When We Are Home

Sarah and the kids had traveled to a wedding while I stayed back to attend to some ministry duties. It had been a busy summer with travel, ministry, and moving from place to place. During the summer, “home” meant Camp Berea. Then we would head off on vacation to the family camp which would be home for two weeks. Finally, we would return to the parsonage, after more than two months away. Would we finally be home?

My second son, four at the time and the youngest for a little while longer, had figured out what it all meant in a way that caught his parents off guard and amazed. “When we are all back together, then we will be home because home is wherever we are all together.”

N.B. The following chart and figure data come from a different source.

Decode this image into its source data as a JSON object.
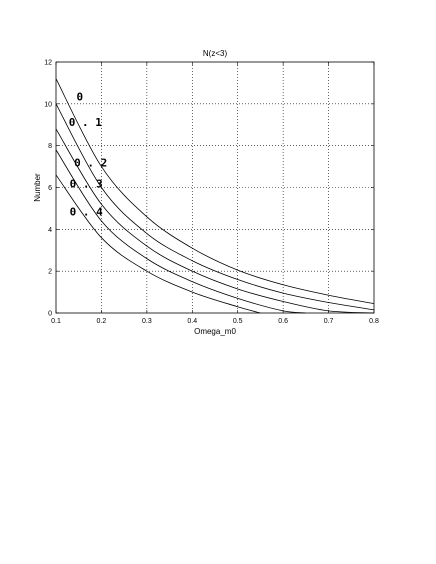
{
  "chart_data": {
    "type": "line",
    "title": "N(z<3)",
    "xlabel": "Omega_m0",
    "ylabel": "Number",
    "xlim": [
      0.1,
      0.8
    ],
    "ylim": [
      0,
      12
    ],
    "grid": true,
    "x_ticks": [
      "0.1",
      "0.2",
      "0.3",
      "0.4",
      "0.5",
      "0.6",
      "0.7",
      "0.8"
    ],
    "y_ticks": [
      "0",
      "2",
      "4",
      "6",
      "8",
      "10",
      "12"
    ],
    "series": [
      {
        "name": "0",
        "x": [
          0.1,
          0.2,
          0.3,
          0.4,
          0.5,
          0.6,
          0.7,
          0.8
        ],
        "y": [
          11.2,
          7.0,
          4.6,
          3.1,
          2.05,
          1.35,
          0.85,
          0.45
        ]
      },
      {
        "name": "0.1",
        "x": [
          0.1,
          0.2,
          0.3,
          0.4,
          0.5,
          0.6,
          0.7,
          0.8
        ],
        "y": [
          10.0,
          6.0,
          3.8,
          2.5,
          1.6,
          0.95,
          0.5,
          0.15
        ]
      },
      {
        "name": "0.2",
        "x": [
          0.1,
          0.2,
          0.3,
          0.4,
          0.5,
          0.6,
          0.7,
          0.8
        ],
        "y": [
          8.8,
          5.2,
          3.2,
          2.0,
          1.15,
          0.55,
          0.1,
          0.0
        ]
      },
      {
        "name": "0.3",
        "x": [
          0.1,
          0.2,
          0.3,
          0.4,
          0.5,
          0.6,
          0.65
        ],
        "y": [
          7.8,
          4.4,
          2.6,
          1.5,
          0.7,
          0.1,
          0.0
        ]
      },
      {
        "name": "0.4",
        "x": [
          0.1,
          0.2,
          0.3,
          0.4,
          0.5,
          0.55
        ],
        "y": [
          6.6,
          3.6,
          2.0,
          1.0,
          0.3,
          0.0
        ]
      }
    ],
    "curve_labels": [
      {
        "text": "0",
        "x": 0.145,
        "y": 10.15
      },
      {
        "text": "0.1",
        "x": 0.128,
        "y": 8.95
      },
      {
        "text": "0.2",
        "x": 0.14,
        "y": 7.0
      },
      {
        "text": "0.3",
        "x": 0.13,
        "y": 6.0
      },
      {
        "text": "0.4",
        "x": 0.13,
        "y": 4.65
      }
    ]
  }
}
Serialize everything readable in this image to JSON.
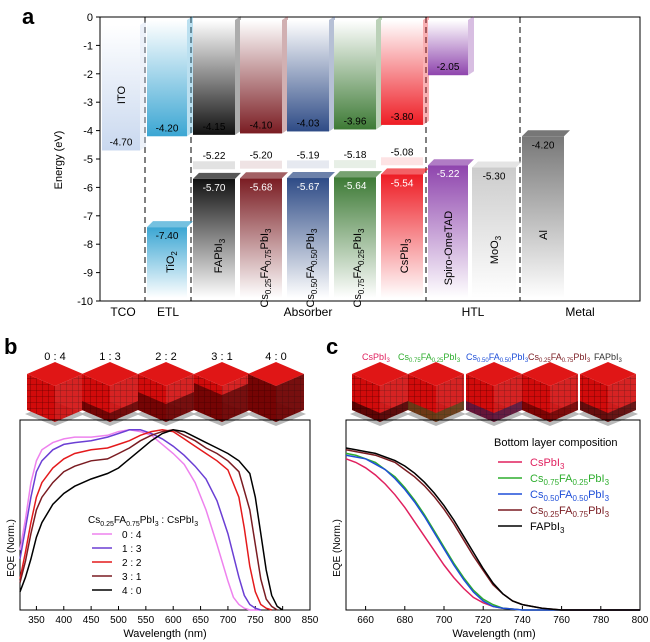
{
  "panels": {
    "a": {
      "label": "a",
      "ylabel": "Energy (eV)",
      "yticks": [
        "0",
        "-1",
        "-2",
        "-3",
        "-4",
        "-5",
        "-6",
        "-7",
        "-8",
        "-9",
        "-10"
      ],
      "sections": [
        "TCO",
        "ETL",
        "Absorber",
        "HTL",
        "Metal"
      ],
      "materials": [
        {
          "name": "ITO",
          "cb": "-4.70",
          "vb": "",
          "color": "#c9d8ef"
        },
        {
          "name": "TiO2",
          "cb": "-4.20",
          "vb": "-7.40",
          "color": "#3ba6d3"
        },
        {
          "name": "FAPbI3",
          "cb": "-4.15",
          "vb": "-5.70",
          "vb_top": "-5.22",
          "color": "#111111"
        },
        {
          "name": "Cs0.25FA0.75PbI3",
          "cb": "-4.10",
          "vb": "-5.68",
          "vb_top": "-5.20",
          "color": "#7a1c22"
        },
        {
          "name": "Cs0.50FA0.50PbI3",
          "cb": "-4.03",
          "vb": "-5.67",
          "vb_top": "-5.19",
          "color": "#2e4b86"
        },
        {
          "name": "Cs0.75FA0.25PbI3",
          "cb": "-3.96",
          "vb": "-5.64",
          "vb_top": "-5.18",
          "color": "#3d7a35"
        },
        {
          "name": "CsPbI3",
          "cb": "-3.80",
          "vb": "-5.54",
          "vb_top": "-5.08",
          "color": "#ee1c24"
        },
        {
          "name": "Spiro-OmeTAD",
          "cb": "-2.05",
          "vb": "-5.22",
          "color": "#8e44ad"
        },
        {
          "name": "MoO3",
          "cb": "",
          "vb": "-5.30",
          "color": "#d9d9d9"
        },
        {
          "name": "Al",
          "cb": "-4.20",
          "vb": "",
          "color": "#888888"
        }
      ],
      "rotated_labels": {
        "ito": "ITO",
        "tio2": "TiO",
        "tio2_sub": "2",
        "fapbi3_main": "FAPbI",
        "fapbi3_sub": "3",
        "cs25": [
          "Cs",
          "0.25",
          "FA",
          "0.75",
          "PbI",
          "3"
        ],
        "cs50": [
          "Cs",
          "0.50",
          "FA",
          "0.50",
          "PbI",
          "3"
        ],
        "cs75": [
          "Cs",
          "0.75",
          "FA",
          "0.25",
          "PbI",
          "3"
        ],
        "cspbi3_main": "CsPbI",
        "cspbi3_sub": "3",
        "spiro": "Spiro-OmeTAD",
        "moo3_main": "MoO",
        "moo3_sub": "3",
        "al": "Al"
      }
    },
    "b": {
      "label": "b",
      "ratios": [
        "0 : 4",
        "1 : 3",
        "2 : 2",
        "3 : 1",
        "4 : 0"
      ],
      "legend_title": [
        "Cs",
        "0.25",
        "FA",
        "0.75",
        "PbI",
        "3",
        " : CsPbI",
        "3"
      ],
      "ylabel": "EQE (Norm.)",
      "xlabel": "Wavelength (nm)"
    },
    "c": {
      "label": "c",
      "cube_labels": [
        {
          "parts": [
            "CsPbI",
            "3"
          ],
          "color": "#e0215f"
        },
        {
          "parts": [
            "Cs",
            "0.75",
            "FA",
            "0.25",
            "PbI",
            "3"
          ],
          "color": "#2fae2f"
        },
        {
          "parts": [
            "Cs",
            "0.50",
            "FA",
            "0.50",
            "PbI",
            "3"
          ],
          "color": "#1f4fd8"
        },
        {
          "parts": [
            "Cs",
            "0.25",
            "FA",
            "0.75",
            "PbI",
            "3"
          ],
          "color": "#7a1c22"
        },
        {
          "parts": [
            "FAPbI",
            "3"
          ],
          "color": "#333333"
        }
      ],
      "legend_title": "Bottom layer composition",
      "ylabel": "EQE (Norm.)",
      "xlabel": "Wavelength (nm)"
    }
  },
  "chart_data": [
    {
      "type": "bar",
      "title": "",
      "ylabel": "Energy (eV)",
      "ylim": [
        -10,
        0
      ],
      "categories": [
        "ITO",
        "TiO2",
        "FAPbI3",
        "Cs0.25FA0.75PbI3",
        "Cs0.50FA0.50PbI3",
        "Cs0.75FA0.25PbI3",
        "CsPbI3",
        "Spiro-OmeTAD",
        "MoO3",
        "Al"
      ],
      "series": [
        {
          "name": "CB",
          "values": [
            -4.7,
            -4.2,
            -4.15,
            -4.1,
            -4.03,
            -3.96,
            -3.8,
            -2.05,
            null,
            -4.2
          ]
        },
        {
          "name": "VB",
          "values": [
            null,
            -7.4,
            -5.7,
            -5.68,
            -5.67,
            -5.64,
            -5.54,
            -5.22,
            -5.3,
            null
          ]
        },
        {
          "name": "VB (top layer)",
          "values": [
            null,
            null,
            -5.22,
            -5.2,
            -5.19,
            -5.18,
            -5.08,
            null,
            null,
            null
          ]
        }
      ],
      "legend": "none"
    },
    {
      "type": "line",
      "xlabel": "Wavelength (nm)",
      "ylabel": "EQE (Norm.)",
      "xlim": [
        320,
        850
      ],
      "xticks": [
        350,
        400,
        450,
        500,
        550,
        600,
        650,
        700,
        750,
        800,
        850
      ],
      "legend": "center",
      "series": [
        {
          "name": "0 : 4",
          "color": "#ee82ee",
          "x": [
            320,
            330,
            340,
            350,
            360,
            380,
            400,
            420,
            450,
            480,
            500,
            520,
            540,
            560,
            580,
            600,
            620,
            640,
            660,
            680,
            700,
            710,
            720,
            730,
            740,
            750,
            760
          ],
          "y": [
            0.33,
            0.5,
            0.7,
            0.82,
            0.88,
            0.92,
            0.94,
            0.95,
            0.95,
            0.96,
            0.98,
            0.99,
            0.98,
            0.96,
            0.91,
            0.86,
            0.8,
            0.7,
            0.55,
            0.36,
            0.16,
            0.07,
            0.03,
            0.01,
            0.0,
            0.0,
            0.0
          ]
        },
        {
          "name": "1 : 3",
          "color": "#6b3fd4",
          "x": [
            320,
            330,
            340,
            350,
            360,
            380,
            400,
            420,
            450,
            480,
            500,
            520,
            540,
            560,
            580,
            600,
            620,
            640,
            660,
            680,
            700,
            720,
            730,
            740,
            750,
            760
          ],
          "y": [
            0.28,
            0.45,
            0.62,
            0.76,
            0.82,
            0.88,
            0.91,
            0.92,
            0.93,
            0.95,
            0.97,
            0.99,
            0.99,
            0.97,
            0.94,
            0.9,
            0.85,
            0.79,
            0.72,
            0.6,
            0.42,
            0.18,
            0.08,
            0.03,
            0.01,
            0.0
          ]
        },
        {
          "name": "2 : 2",
          "color": "#e41a1c",
          "x": [
            320,
            330,
            340,
            350,
            360,
            380,
            400,
            420,
            450,
            480,
            500,
            520,
            540,
            560,
            580,
            600,
            620,
            640,
            660,
            680,
            700,
            720,
            730,
            740,
            750,
            760,
            770,
            780
          ],
          "y": [
            0.17,
            0.32,
            0.48,
            0.62,
            0.7,
            0.78,
            0.83,
            0.86,
            0.88,
            0.89,
            0.91,
            0.93,
            0.96,
            0.98,
            0.99,
            0.98,
            0.94,
            0.9,
            0.86,
            0.82,
            0.77,
            0.62,
            0.45,
            0.24,
            0.1,
            0.03,
            0.01,
            0.0
          ]
        },
        {
          "name": "3 : 1",
          "color": "#7a1c22",
          "x": [
            320,
            330,
            340,
            350,
            360,
            380,
            400,
            420,
            450,
            480,
            500,
            520,
            540,
            560,
            580,
            600,
            620,
            640,
            660,
            680,
            700,
            720,
            740,
            750,
            760,
            770,
            780,
            790
          ],
          "y": [
            0.15,
            0.27,
            0.42,
            0.55,
            0.62,
            0.7,
            0.76,
            0.79,
            0.82,
            0.83,
            0.86,
            0.89,
            0.93,
            0.96,
            0.98,
            0.99,
            0.96,
            0.93,
            0.89,
            0.86,
            0.82,
            0.76,
            0.55,
            0.36,
            0.17,
            0.06,
            0.02,
            0.0
          ]
        },
        {
          "name": "4 : 0",
          "color": "#000000",
          "x": [
            320,
            330,
            340,
            350,
            360,
            380,
            400,
            420,
            450,
            480,
            500,
            520,
            540,
            560,
            580,
            600,
            620,
            640,
            660,
            680,
            700,
            720,
            740,
            750,
            760,
            770,
            780,
            790,
            800
          ],
          "y": [
            0.1,
            0.18,
            0.28,
            0.4,
            0.48,
            0.58,
            0.64,
            0.68,
            0.72,
            0.75,
            0.78,
            0.83,
            0.88,
            0.93,
            0.97,
            0.99,
            0.98,
            0.95,
            0.92,
            0.89,
            0.86,
            0.82,
            0.75,
            0.62,
            0.42,
            0.22,
            0.08,
            0.02,
            0.0
          ]
        }
      ]
    },
    {
      "type": "line",
      "xlabel": "Wavelength (nm)",
      "ylabel": "EQE (Norm.)",
      "xlim": [
        650,
        800
      ],
      "xticks": [
        660,
        680,
        700,
        720,
        740,
        760,
        780,
        800
      ],
      "legend": "top-right",
      "series": [
        {
          "name": "CsPbI3",
          "color": "#e0215f",
          "x": [
            650,
            655,
            660,
            665,
            670,
            675,
            680,
            685,
            690,
            695,
            700,
            705,
            710,
            715,
            720,
            725,
            730,
            740,
            750,
            760,
            780,
            800
          ],
          "y": [
            0.84,
            0.82,
            0.79,
            0.75,
            0.7,
            0.64,
            0.57,
            0.49,
            0.41,
            0.33,
            0.25,
            0.18,
            0.12,
            0.07,
            0.04,
            0.02,
            0.01,
            0.0,
            0.0,
            0.0,
            0.0,
            0.0
          ]
        },
        {
          "name": "Cs0.75FA0.25PbI3",
          "color": "#2fae2f",
          "x": [
            650,
            655,
            660,
            665,
            670,
            675,
            680,
            685,
            690,
            695,
            700,
            705,
            710,
            715,
            720,
            725,
            730,
            740,
            750,
            760,
            780,
            800
          ],
          "y": [
            0.87,
            0.86,
            0.84,
            0.82,
            0.78,
            0.74,
            0.68,
            0.61,
            0.53,
            0.44,
            0.35,
            0.26,
            0.18,
            0.11,
            0.06,
            0.03,
            0.01,
            0.0,
            0.0,
            0.0,
            0.0,
            0.0
          ]
        },
        {
          "name": "Cs0.50FA0.50PbI3",
          "color": "#1f4fd8",
          "x": [
            650,
            655,
            660,
            665,
            670,
            675,
            680,
            685,
            690,
            695,
            700,
            705,
            710,
            715,
            720,
            725,
            730,
            740,
            750,
            760,
            780,
            800
          ],
          "y": [
            0.86,
            0.85,
            0.84,
            0.81,
            0.78,
            0.73,
            0.67,
            0.6,
            0.52,
            0.43,
            0.34,
            0.25,
            0.17,
            0.1,
            0.05,
            0.02,
            0.01,
            0.0,
            0.0,
            0.0,
            0.0,
            0.0
          ]
        },
        {
          "name": "Cs0.25FA0.75PbI3",
          "color": "#7a1c22",
          "x": [
            650,
            655,
            660,
            665,
            670,
            675,
            680,
            685,
            690,
            695,
            700,
            705,
            710,
            715,
            720,
            725,
            730,
            735,
            740,
            750,
            760,
            780,
            800
          ],
          "y": [
            0.89,
            0.88,
            0.87,
            0.86,
            0.84,
            0.82,
            0.78,
            0.74,
            0.69,
            0.63,
            0.56,
            0.48,
            0.39,
            0.3,
            0.22,
            0.14,
            0.09,
            0.05,
            0.03,
            0.01,
            0.0,
            0.0,
            0.0
          ]
        },
        {
          "name": "FAPbI3",
          "color": "#000000",
          "x": [
            650,
            655,
            660,
            665,
            670,
            675,
            680,
            685,
            690,
            695,
            700,
            705,
            710,
            715,
            720,
            725,
            730,
            735,
            740,
            750,
            760,
            780,
            800
          ],
          "y": [
            0.9,
            0.89,
            0.88,
            0.87,
            0.85,
            0.83,
            0.8,
            0.76,
            0.71,
            0.65,
            0.58,
            0.5,
            0.41,
            0.32,
            0.23,
            0.15,
            0.09,
            0.05,
            0.03,
            0.01,
            0.0,
            0.0,
            0.0
          ]
        }
      ]
    }
  ]
}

Such a simple calculation and yet all these years later, I am still stunned by the depth of his child-view. Already at four years old he had learned that home was less about which building we were dwelling in at the moment.

The spiritual application writes itself at this point. The Bible calls us aliens and strangers, using the language of the Hebrew exile to remind us where home is. So often when we talk about our spiritual home, we talk of heaven. We begin to talk about what the place might look like. Sometimes we might even wonder whether we will like it there if it is just a bunch of clouds and harps.

There are few descriptions of what heaven will be like, especially once you strip away the metaphorical devices often employed. Furthermore, the Bible speaks of a new heaven and new earth in the future, which is not described in detail, but offers a tantalizing hint of new creation experiences beyond the puffy cloud pictures held by our classic culture.

What the Bible does emphasize is togetherness. Paul writing to the Thessalonian Christians sought to reassure them as they worried that perhaps their loved ones who had died had missed out on the return of the Messiah. Paul assures them that not only will those who have died not be left out, but that will actually be the first to experience resurrection. He continues,

Then we who are alive and remain will be caught up together with them in the clouds to meet the Lord in the air, and so we shall always be with the Lord.
(1 Thessalonians 4:17)

Often we focus on the timing of this event, or what the trumpet will sound like, or all the other details that often capture our attention when we think about the end times. The focus of the text seems to point more toward the people than the time or place. Paul emphasizes first that we will be “together with them” and then concludes, “so we shall aways be with the Lord.”

One of my favorite quiet places is the Mount Auburn Cemetary in Auburn, Maine where Nana is buried. My mom’s mother was a devout believer who loved Jesus. She died when I was eleven, and I often think about how excited she would be if she knew I had grown up to be in ministry. I love to visit her grave and think about the day when I will see Nana again, and get to share with her all that God has done.

This isn’t home. It can’t be home. We aren’t all together yet. There are dear believers who have gone on. We miss them. There are more goodbyes and separations in our future, but as one music artist said, heaven is a long hello. Or in the words of my young son those years ago, “When we are all back together, then we will be home because home is wherever we are all together.”